Postoperative Recovery Assessment for Parkinson's Patients via Light-weighted Topological Pose Estimation.

The UPDRS III scale plays a critical role in diagnosing the progression of Parkinson's disease. Current methods often involve doctors guiding patients through specific actions on the scale, recording their performance, and assigning scores. However, this approach has several drawbacks, including the lengthy time required for doctorpatient communication, the high costs of patients traveling to hospitals for follow-up visits, and the reliance on subjective judgments from doctors, which lack standardized criteria. With advancements in artificial intelligence, many traditional processes have been partially automated. To help patients reduce diagnosis time, lower medical costs, and provide more accurate and objective evaluation results, this paper proposes a Transformer-based pose estimation model for assessing UPDRS III scale actions. By integrating skeleton-based evaluations from the network with a series of post-processing operations, the model enables patients to perform self-assessments of their post-treatment recovery at home, saving doctors significant time.
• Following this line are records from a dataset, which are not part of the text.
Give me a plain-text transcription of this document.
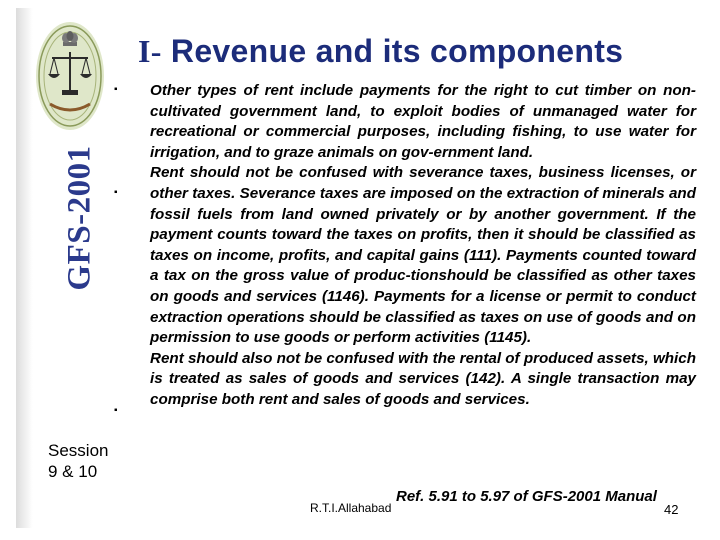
GFS-2001
Session
9 & 10
I- Revenue and its components
▪
▪
▪

Other types of rent include payments for the right to cut timber on non-cultivated government land, to exploit bodies of unmanaged water for recreational or commercial purposes, including fishing, to use water for irrigation, and to graze animals on gov-ernment land.

Rent should not be confused with severance taxes, business licenses, or other taxes. Severance taxes are imposed on the extraction of minerals and fossil fuels from land owned privately or by another government. If the payment counts toward the taxes on profits, then it should be classified as taxes on income, profits, and capital gains (111). Payments counted toward a tax on the gross value of produc-tionshould be classified as other taxes on goods and services (1146). Payments for a license or permit to conduct extraction operations should be classified as taxes on use of goods and on permission to use goods or perform activities (1145).

Rent should also not be confused with the rental of produced assets, which is treated as sales of goods and services (142). A single transaction may comprise both rent and sales of goods and services.

Ref. 5.91 to 5.97 of GFS-2001 Manual
R.T.I.Allahabad	42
This work introduces a cascaded graph self-attention module, SGAM (Spatial-Graphical Attention Module), to enhance the network's understanding of human topology. Additionally, it proposes a lightweight convolutional block, Chi-block, which employs a novel approach leveraging the attribute invariance of filters to interpret model performance and guide compression. This approach reduces computational costs and model parameters while preserving accuracy. The proposed method demonstrates robust performance on human pose estimation (HPE) datasets and showcases impressive lightweight performance on benchmark datasets such as ImageNet-1K and CIFAR-10. These results demonstrate the potential of artificial intelligence in enabling automated remote diagnosis and treatment for Parkinson's patients.